For me as a sports therapist and for other similar specialists, such as personal trainers, physiotherapists, osteopaths, and chiropractors, this is a big one.  For now, I will just say that, in any sport, it is better to steadily increase the demands you place on your body.  This is particularly true if, like most people these days, you spend a lot of time sat down (for work, studies, or leisure), or if you could have old injuries that have left some sort of footprint on your body.

Technique issues

Powerlifting has the advantage that the three lifts involve standardised equipment and, to have a good lift at a competition, you have to perform the lift in a clearly specified way.  Both of these reduce the scope for technique slippage.  However, neither of these can guard against people finding a way to complete the lifts whilst using their body incorrectly.  It is quite possible that a minor technique flaw might not stop you making seemingly good progress and might not cause you pain – but eventually there will be an injury, progress will stop, or both.

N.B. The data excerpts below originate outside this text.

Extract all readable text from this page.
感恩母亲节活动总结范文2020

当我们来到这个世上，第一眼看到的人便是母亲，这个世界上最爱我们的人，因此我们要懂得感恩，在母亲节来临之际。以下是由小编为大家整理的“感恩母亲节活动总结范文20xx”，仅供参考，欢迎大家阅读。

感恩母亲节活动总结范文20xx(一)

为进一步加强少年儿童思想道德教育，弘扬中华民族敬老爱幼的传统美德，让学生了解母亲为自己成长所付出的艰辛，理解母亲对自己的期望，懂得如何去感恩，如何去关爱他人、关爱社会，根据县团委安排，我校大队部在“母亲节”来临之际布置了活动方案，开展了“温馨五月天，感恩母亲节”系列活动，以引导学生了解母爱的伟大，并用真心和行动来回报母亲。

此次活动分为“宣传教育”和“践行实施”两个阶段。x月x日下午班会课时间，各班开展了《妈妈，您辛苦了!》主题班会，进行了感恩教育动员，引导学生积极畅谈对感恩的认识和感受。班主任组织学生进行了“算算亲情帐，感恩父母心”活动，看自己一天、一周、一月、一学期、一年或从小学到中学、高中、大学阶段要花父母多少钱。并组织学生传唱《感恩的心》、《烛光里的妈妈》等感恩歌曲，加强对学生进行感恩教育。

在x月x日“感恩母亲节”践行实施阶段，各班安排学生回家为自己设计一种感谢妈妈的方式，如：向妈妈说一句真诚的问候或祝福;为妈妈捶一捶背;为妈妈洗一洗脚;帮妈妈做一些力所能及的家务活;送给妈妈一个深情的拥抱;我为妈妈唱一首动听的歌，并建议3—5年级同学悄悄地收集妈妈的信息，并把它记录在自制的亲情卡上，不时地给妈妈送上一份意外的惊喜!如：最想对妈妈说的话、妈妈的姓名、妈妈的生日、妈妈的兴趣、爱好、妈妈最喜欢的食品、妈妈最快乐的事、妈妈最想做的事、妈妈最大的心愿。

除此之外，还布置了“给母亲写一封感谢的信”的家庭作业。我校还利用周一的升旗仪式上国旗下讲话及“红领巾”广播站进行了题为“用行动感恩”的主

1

Training dehydrated, sleep deprived, whilst unwell, or with inadequate nutrition

For now, I will just say that, from what is posted on various forums, it seems that some lifters don’t take these aspects seriously and might be surprised if they read some of the research.

So should you, or someone you care about, powerlift?

Absolutely!  Research has shown that it is one of the safest strength sports and that strength sports are good for us. Also, the sense of community in powerlifting is amazing and can do wonders for your general wellbeing.  Future posts will explore what you can do to keep yourself injury free and out of pain.